Reduction of the tax rate
International agreements concluded with a number of countries provide for a reduction in income tax rates for dividends. It is important to clarify a few points:
- Often the amount of bids depends on how dense the share of a foreign company in the authorized capital is.
- The Scheme of taxation of dividends paid by a foreign organization is determined depending on the presence of a permanent representative office.
Therefore, when registering a new organization that involves foreign partners, it is recommended to pay attention to the provisions set out in the international agreement (if it exists).

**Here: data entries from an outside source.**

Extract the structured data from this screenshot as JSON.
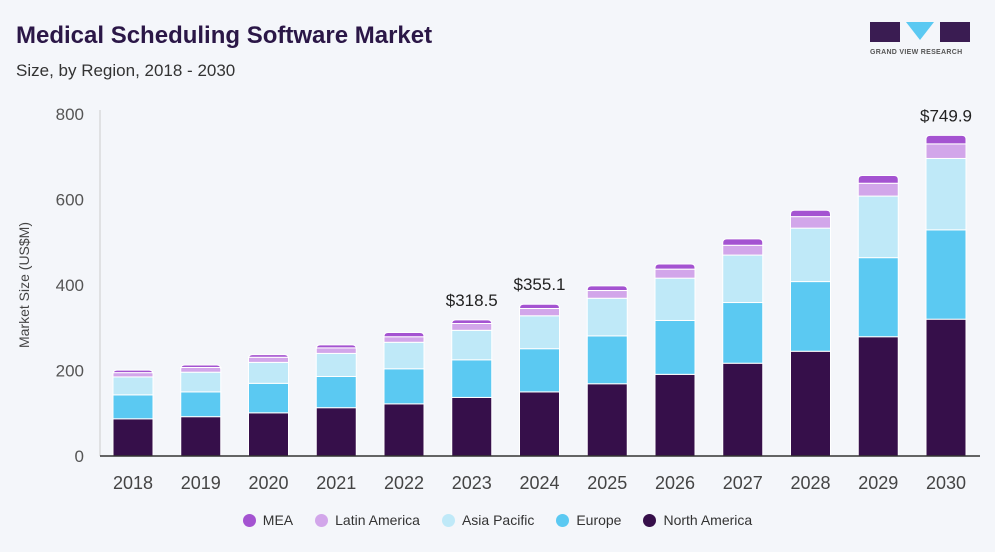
{
  "header": {
    "title": "Medical Scheduling Software Market",
    "subtitle": "Size, by Region, 2018 - 2030"
  },
  "logo": {
    "text": "GRAND VIEW RESEARCH"
  },
  "chart_data": {
    "type": "bar",
    "stacked": true,
    "ylabel": "Market Size (US$M)",
    "xlabel": "",
    "ylim": [
      0,
      800
    ],
    "yticks": [
      0,
      200,
      400,
      600,
      800
    ],
    "grid": false,
    "legend_position": "bottom",
    "categories": [
      "2018",
      "2019",
      "2020",
      "2021",
      "2022",
      "2023",
      "2024",
      "2025",
      "2026",
      "2027",
      "2028",
      "2029",
      "2030"
    ],
    "series": [
      {
        "name": "North America",
        "color": "#360f4a",
        "values": [
          87,
          92,
          101,
          113,
          122,
          137,
          150,
          169,
          191,
          217,
          245,
          279,
          320
        ]
      },
      {
        "name": "Europe",
        "color": "#5bc9f2",
        "values": [
          56,
          58,
          69,
          73,
          82,
          88,
          101,
          112,
          126,
          142,
          163,
          185,
          209
        ]
      },
      {
        "name": "Asia Pacific",
        "color": "#bfe9f8",
        "values": [
          42,
          46,
          49,
          54,
          62,
          69,
          77,
          88,
          99,
          111,
          125,
          144,
          167
        ]
      },
      {
        "name": "Latin America",
        "color": "#d2a6ea",
        "values": [
          10,
          11,
          12,
          13,
          13,
          16,
          17,
          18,
          21,
          23,
          27,
          30,
          34
        ]
      },
      {
        "name": "MEA",
        "color": "#a453d1",
        "values": [
          6,
          6,
          6,
          7,
          10,
          8.5,
          10.1,
          11,
          12,
          15,
          15,
          18,
          19.9
        ]
      }
    ],
    "legend_order": [
      "MEA",
      "Latin America",
      "Asia Pacific",
      "Europe",
      "North America"
    ],
    "annotations": [
      {
        "category": "2023",
        "label": "$318.5"
      },
      {
        "category": "2024",
        "label": "$355.1"
      },
      {
        "category": "2030",
        "label": "$749.9"
      }
    ]
  }
}
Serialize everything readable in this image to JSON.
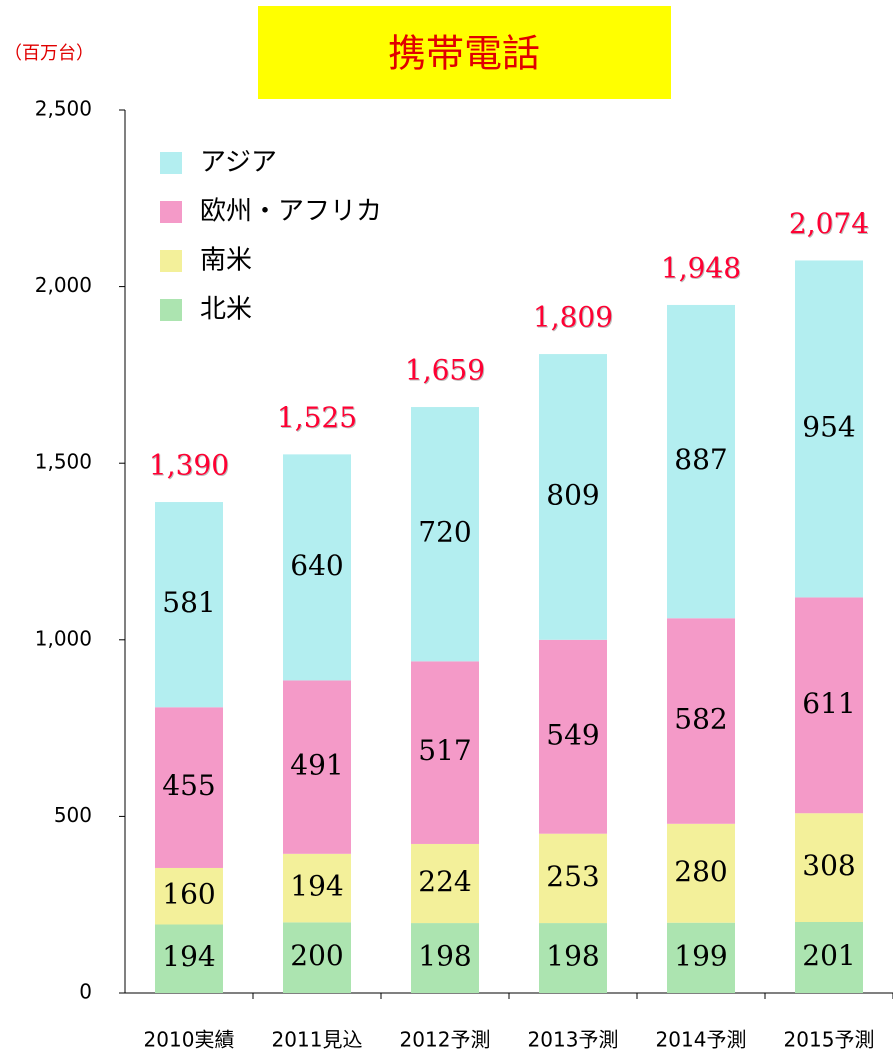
{
  "chart_data": {
    "type": "stacked_bar",
    "title": "携帯電話",
    "unit_label": "（百万台）",
    "categories": [
      "2010実績",
      "2011見込",
      "2012予測",
      "2013予測",
      "2014予測",
      "2015予測"
    ],
    "series": [
      {
        "name": "北米",
        "color": "#ace4b0",
        "values": [
          194,
          200,
          198,
          198,
          199,
          201
        ]
      },
      {
        "name": "南米",
        "color": "#f3f09a",
        "values": [
          160,
          194,
          224,
          253,
          280,
          308
        ]
      },
      {
        "name": "欧州・アフリカ",
        "color": "#f49ac8",
        "values": [
          455,
          491,
          517,
          549,
          582,
          611
        ]
      },
      {
        "name": "アジア",
        "color": "#b3eef0",
        "values": [
          581,
          640,
          720,
          809,
          887,
          954
        ]
      }
    ],
    "totals": [
      1390,
      1525,
      1659,
      1809,
      1948,
      2074
    ],
    "total_labels": [
      "1,390",
      "1,525",
      "1,659",
      "1,809",
      "1,948",
      "2,074"
    ],
    "total_color": "#ff0033",
    "ylim": [
      0,
      2500
    ],
    "yticks": [
      0,
      500,
      {
        "value": 1000,
        "label": "1,000"
      },
      {
        "value": 1500,
        "label": "1,500"
      },
      {
        "value": 2000,
        "label": "2,000"
      },
      {
        "value": 2500,
        "label": "2,500"
      }
    ],
    "legend": "upper left"
  }
}
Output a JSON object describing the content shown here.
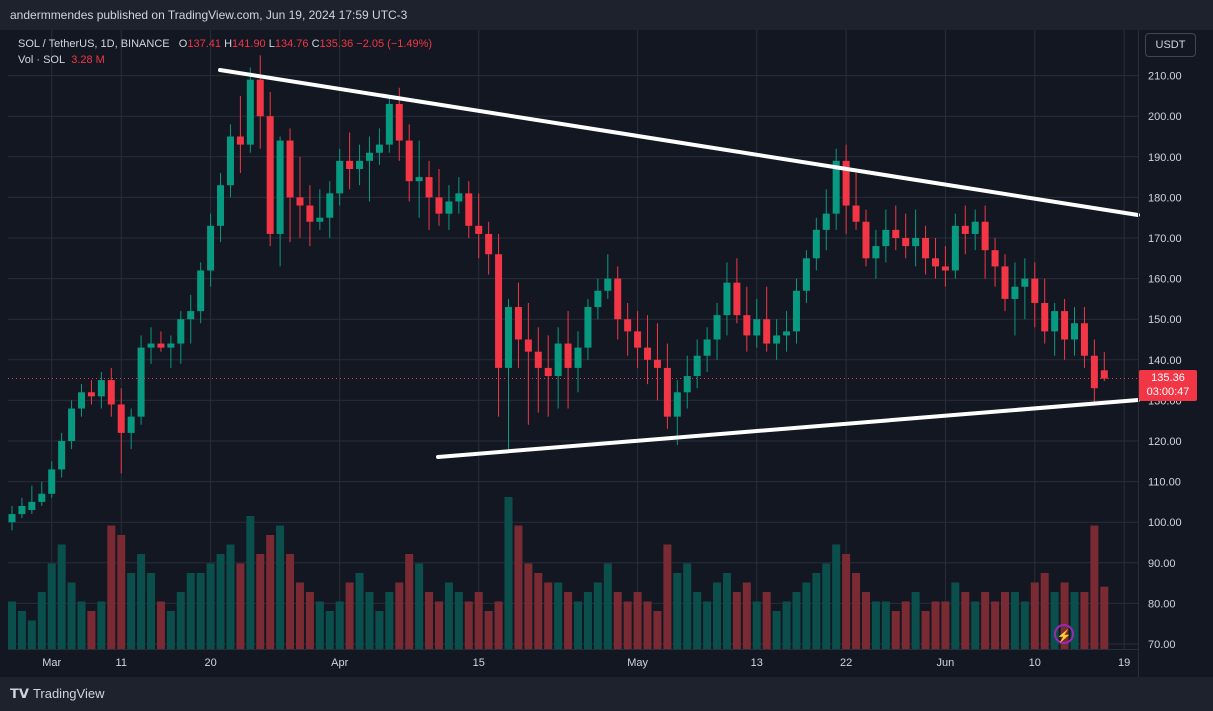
{
  "header": {
    "publisher": "andermmendes published on TradingView.com, Jun 19, 2024 17:59 UTC-3"
  },
  "legend": {
    "symbol": "SOL / TetherUS, 1D, BINANCE",
    "open_label": "O",
    "open": "137.41",
    "high_label": "H",
    "high": "141.90",
    "low_label": "L",
    "low": "134.76",
    "close_label": "C",
    "close": "135.36",
    "change": "−2.05 (−1.49%)",
    "vol_label": "Vol · SOL",
    "vol_value": "3.28 M"
  },
  "price_scale": {
    "currency": "USDT",
    "current_price": "135.36",
    "countdown": "03:00:47"
  },
  "footer": {
    "brand": "TradingView"
  },
  "colors": {
    "up": "#089981",
    "down": "#f23645",
    "background": "#131722",
    "grid": "#2a2e39",
    "trendline": "#ffffff"
  },
  "chart_data": {
    "type": "candlestick",
    "symbol": "SOL / TetherUS",
    "interval": "1D",
    "ylim": [
      70,
      215
    ],
    "yticks": [
      70,
      80,
      90,
      100,
      110,
      120,
      130,
      140,
      150,
      160,
      170,
      180,
      190,
      200,
      210
    ],
    "x_ticks": [
      {
        "label": "Mar",
        "day": 4
      },
      {
        "label": "11",
        "day": 11
      },
      {
        "label": "20",
        "day": 20
      },
      {
        "label": "Apr",
        "day": 33
      },
      {
        "label": "15",
        "day": 47
      },
      {
        "label": "May",
        "day": 63
      },
      {
        "label": "13",
        "day": 75
      },
      {
        "label": "22",
        "day": 84
      },
      {
        "label": "Jun",
        "day": 94
      },
      {
        "label": "10",
        "day": 103
      },
      {
        "label": "19",
        "day": 112
      }
    ],
    "candles": [
      [
        100,
        104,
        98,
        102,
        2.5
      ],
      [
        102,
        106,
        101,
        104,
        2.0
      ],
      [
        103,
        109,
        102,
        105,
        1.5
      ],
      [
        105,
        110,
        104,
        107,
        3.0
      ],
      [
        107,
        115,
        106,
        113,
        4.5
      ],
      [
        113,
        122,
        111,
        120,
        5.5
      ],
      [
        120,
        130,
        118,
        128,
        3.5
      ],
      [
        128,
        134,
        126,
        132,
        2.5
      ],
      [
        132,
        135,
        129,
        131,
        2.0
      ],
      [
        131,
        137,
        128,
        135,
        2.5
      ],
      [
        135,
        138,
        126,
        129,
        6.5
      ],
      [
        129,
        133,
        112,
        122,
        6.0
      ],
      [
        122,
        128,
        118,
        126,
        4.0
      ],
      [
        126,
        146,
        124,
        143,
        5.0
      ],
      [
        143,
        148,
        139,
        144,
        4.0
      ],
      [
        144,
        147,
        142,
        143,
        2.5
      ],
      [
        143,
        146,
        138,
        144,
        2.0
      ],
      [
        144,
        152,
        139,
        150,
        3.0
      ],
      [
        150,
        156,
        144,
        152,
        4.0
      ],
      [
        152,
        164,
        149,
        162,
        4.0
      ],
      [
        162,
        176,
        158,
        173,
        4.5
      ],
      [
        173,
        186,
        169,
        183,
        5.0
      ],
      [
        183,
        198,
        180,
        195,
        5.5
      ],
      [
        195,
        205,
        186,
        193,
        4.5
      ],
      [
        193,
        212,
        191,
        209,
        7.0
      ],
      [
        209,
        215,
        192,
        200,
        5.0
      ],
      [
        200,
        206,
        168,
        171,
        6.0
      ],
      [
        171,
        195,
        163,
        194,
        6.5
      ],
      [
        194,
        197,
        169,
        180,
        5.0
      ],
      [
        180,
        190,
        170,
        178,
        3.5
      ],
      [
        178,
        183,
        168,
        174,
        3.0
      ],
      [
        174,
        182,
        172,
        175,
        2.5
      ],
      [
        175,
        184,
        170,
        181,
        2.0
      ],
      [
        181,
        192,
        178,
        189,
        2.5
      ],
      [
        189,
        196,
        182,
        187,
        3.5
      ],
      [
        187,
        193,
        183,
        189,
        4.0
      ],
      [
        189,
        195,
        179,
        191,
        3.0
      ],
      [
        191,
        197,
        188,
        193,
        2.0
      ],
      [
        193,
        205,
        191,
        203,
        3.0
      ],
      [
        203,
        207,
        189,
        194,
        3.5
      ],
      [
        194,
        198,
        179,
        184,
        5.0
      ],
      [
        184,
        194,
        175,
        185,
        4.5
      ],
      [
        185,
        189,
        172,
        180,
        3.0
      ],
      [
        180,
        187,
        173,
        176,
        2.5
      ],
      [
        176,
        183,
        172,
        179,
        3.5
      ],
      [
        179,
        185,
        176,
        181,
        3.0
      ],
      [
        181,
        184,
        170,
        173,
        2.5
      ],
      [
        173,
        181,
        165,
        171,
        3.0
      ],
      [
        171,
        174,
        161,
        166,
        2.0
      ],
      [
        166,
        171,
        126,
        138,
        2.5
      ],
      [
        138,
        155,
        118,
        153,
        8.0
      ],
      [
        153,
        159,
        138,
        145,
        6.5
      ],
      [
        145,
        154,
        124,
        142,
        4.5
      ],
      [
        142,
        148,
        127,
        138,
        4.0
      ],
      [
        138,
        146,
        126,
        136,
        3.5
      ],
      [
        136,
        148,
        128,
        144,
        3.5
      ],
      [
        144,
        152,
        128,
        138,
        3.0
      ],
      [
        138,
        147,
        132,
        143,
        2.5
      ],
      [
        143,
        155,
        140,
        153,
        3.0
      ],
      [
        153,
        160,
        150,
        157,
        3.5
      ],
      [
        157,
        166,
        155,
        160,
        4.5
      ],
      [
        160,
        163,
        145,
        150,
        3.0
      ],
      [
        150,
        154,
        141,
        147,
        2.5
      ],
      [
        147,
        152,
        138,
        143,
        3.0
      ],
      [
        143,
        151,
        134,
        140,
        2.5
      ],
      [
        140,
        149,
        130,
        138,
        2.0
      ],
      [
        138,
        144,
        123,
        126,
        5.5
      ],
      [
        126,
        135,
        119,
        132,
        4.0
      ],
      [
        132,
        141,
        128,
        136,
        4.5
      ],
      [
        136,
        145,
        133,
        141,
        3.0
      ],
      [
        141,
        148,
        137,
        145,
        2.5
      ],
      [
        145,
        154,
        140,
        151,
        3.5
      ],
      [
        151,
        164,
        146,
        159,
        4.0
      ],
      [
        159,
        165,
        149,
        151,
        3.0
      ],
      [
        151,
        158,
        142,
        146,
        3.5
      ],
      [
        146,
        155,
        143,
        150,
        2.5
      ],
      [
        150,
        158,
        142,
        144,
        3.0
      ],
      [
        144,
        150,
        140,
        146,
        2.0
      ],
      [
        146,
        152,
        142,
        147,
        2.5
      ],
      [
        147,
        160,
        144,
        157,
        3.0
      ],
      [
        157,
        167,
        154,
        165,
        3.5
      ],
      [
        165,
        175,
        162,
        172,
        4.0
      ],
      [
        172,
        182,
        167,
        176,
        4.5
      ],
      [
        176,
        192,
        172,
        189,
        5.5
      ],
      [
        189,
        193,
        171,
        178,
        5.0
      ],
      [
        178,
        186,
        172,
        174,
        4.0
      ],
      [
        174,
        177,
        163,
        165,
        3.0
      ],
      [
        165,
        172,
        160,
        168,
        2.5
      ],
      [
        168,
        177,
        164,
        172,
        2.5
      ],
      [
        172,
        178,
        167,
        170,
        2.0
      ],
      [
        170,
        176,
        165,
        168,
        2.5
      ],
      [
        168,
        177,
        163,
        170,
        3.0
      ],
      [
        170,
        173,
        161,
        165,
        2.0
      ],
      [
        165,
        170,
        160,
        163,
        2.5
      ],
      [
        163,
        168,
        158,
        162,
        2.5
      ],
      [
        162,
        176,
        160,
        173,
        3.5
      ],
      [
        173,
        178,
        166,
        171,
        3.0
      ],
      [
        171,
        177,
        167,
        174,
        2.5
      ],
      [
        174,
        178,
        160,
        167,
        3.0
      ],
      [
        167,
        170,
        158,
        163,
        2.5
      ],
      [
        163,
        166,
        152,
        155,
        3.0
      ],
      [
        155,
        164,
        146,
        158,
        3.0
      ],
      [
        158,
        165,
        150,
        160,
        2.5
      ],
      [
        160,
        164,
        148,
        154,
        3.5
      ],
      [
        154,
        160,
        144,
        147,
        4.0
      ],
      [
        147,
        154,
        141,
        152,
        3.0
      ],
      [
        152,
        155,
        140,
        145,
        3.5
      ],
      [
        145,
        153,
        141,
        149,
        3.0
      ],
      [
        149,
        153,
        138,
        141,
        3.0
      ],
      [
        141,
        145,
        129,
        133,
        6.5
      ],
      [
        137.41,
        141.9,
        134.76,
        135.36,
        3.28
      ]
    ]
  }
}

Structure of joint ventures
As part of the opening of a joint venture, the current legal provisions make it possible to independently determine the choice of structure, for example:
- general manager;
- shareholders ‘ meeting as the highest management body;
- board of Directors.
It is allowed to create an audit Commission to conduct periodic verification of reports received from the company.
Risks of opening and operating a joint venture
The effectiveness of a joint venture may decrease under the influence of certain factors, which are usually the result of differences in economic models and the principle of thinking of foreign partners. The risks may be as follows:
- partners do not always correctly understand the tasks and goals, periodically conflict, and file complaints.
- organization may face a lower degree of freedom in making important decisions;
- it is possible to declassify the know-how of one of the partners;
- it is possible that the organization will be absorbed by a stronger company in the future.
All this is due to different principles and styles of doing business, cultural differences. Know-how and developments that are the object of intellectual property of the joint company can be used by partners to develop their business. If the Manager made mistakes in managing the company, the risk of losing staff increases. At the same time, useful developments created and verified by the company may become available to third parties due to leaks of internal information.